As early as 2011, the FISA Court held that the NSA's collection of Internet communications violated the Fourth Amendment because, despite targeting foreign communications, the agency was still collecting approximately 56,000 American emails a year. And yet, this collection continued. In 2021 alone, the FBI conducted up to 3.4 million warrantless searches of Section 702 data to find Americans’ communications. Congress and the FISA Court have imposed modest limitations on these “backdoor searches,” but according to several recent FISA Court opinions, the FBI has engaged in “widespread violations” of even these minimal privacy protections.
In addition to stopping the unconstitutional surveillance, Section 702 also needs new measures of transparency to enable future audits and accountability of these secretive programs.
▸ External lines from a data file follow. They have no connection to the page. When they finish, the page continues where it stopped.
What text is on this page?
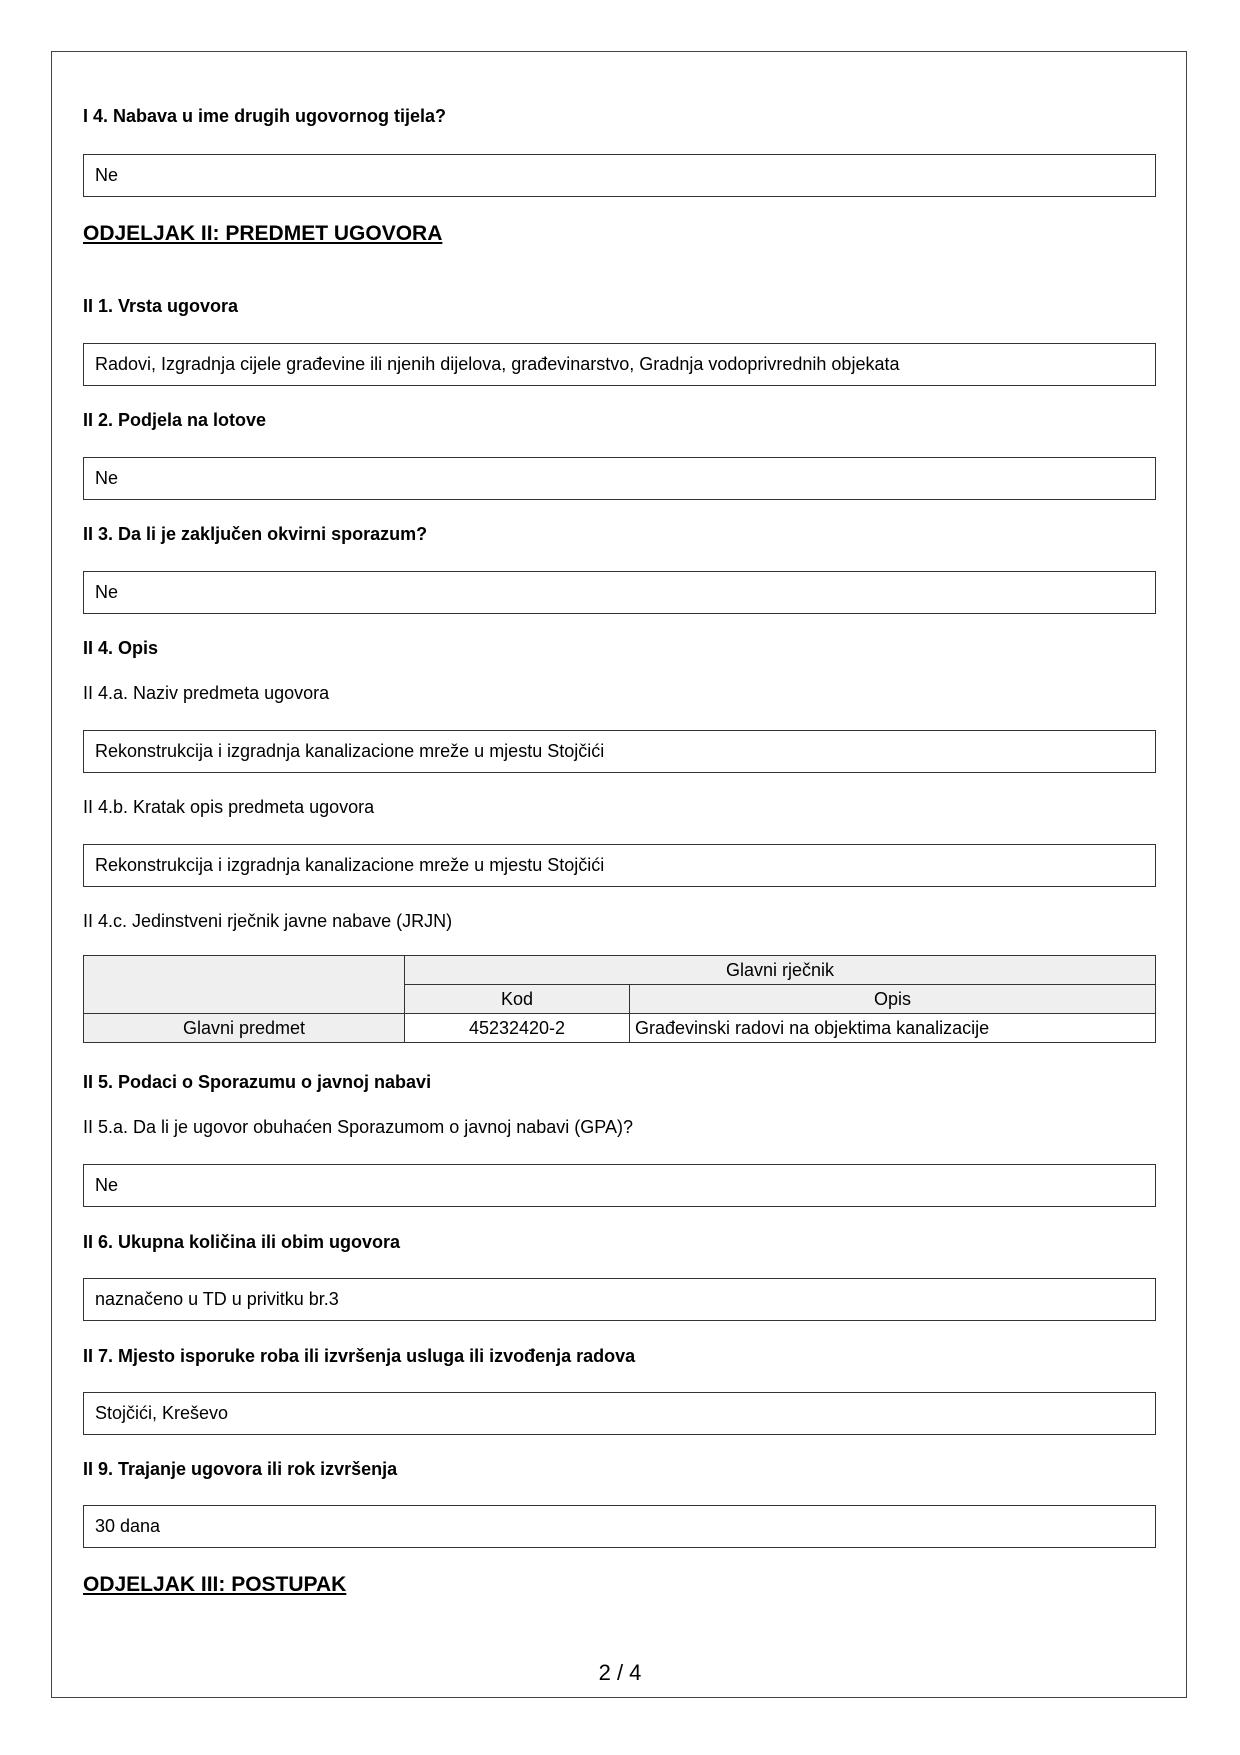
I 4. Nabava u ime drugih ugovornog tijela?
Ne
ODJELJAK II: PREDMET UGOVORA
II 1. Vrsta ugovora
Radovi, Izgradnja cijele građevine ili njenih dijelova, građevinarstvo, Gradnja vodoprivrednih objekata
II 2. Podjela na lotove
Ne
II 3. Da li je zaključen okvirni sporazum?
Ne
II 4. Opis
II 4.a. Naziv predmeta ugovora
Rekonstrukcija i izgradnja kanalizacione mreže u mjestu Stojčići
II 4.b. Kratak opis predmeta ugovora
Rekonstrukcija i izgradnja kanalizacione mreže u mjestu Stojčići
II 4.c. Jedinstveni rječnik javne nabave (JRJN)
	Glavni rječnik	
	Kod	Opis
Glavni predmet	45232420-2	Građevinski radovi na objektima kanalizacije
II 5. Podaci o Sporazumu o javnoj nabavi
II 5.a. Da li je ugovor obuhaćen Sporazumom o javnoj nabavi (GPA)?
Ne
II 6. Ukupna količina ili obim ugovora
naznačeno u TD u privitku br.3
II 7. Mjesto isporuke roba ili izvršenja usluga ili izvođenja radova
Stojčići, Kreševo
II 9. Trajanje ugovora ili rok izvršenja
30 dana
ODJELJAK III: POSTUPAK
2 / 4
FISA has long contained procedures for private parties to sue over surveillance that violates their rights, including a mechanism for considering classified evidence while preserving national security. But, in lawsuit after lawsuit, the executive branch has sought to avoid these procedures, and the judiciary, including the Supreme Court, has adopted cramped readings of the law that create a de facto national security exception to the Constitution.
EFF is far from alone in this fight to reform Section 702. Not only are we joined by a large number of civil liberties and civil rights groups, even members of the Executive Branch’s Privacy and Civil Liberties Oversight Board (PCLOB) have announced that this program should not continue as is. PCLOB member Travis LeBlanc said at a conference, “Given what I have seen and what I know, I do have several concerns about a clean reauthorization without significant, common-sense reforms to safeguard privacy and civil liberties.”
Section 702 has become something Congress never intended: a domestic spying tool. Congress should consider ending the program entirely, but certainly not reauthorize Section 702 without critical reforms, including true accountability and oversight.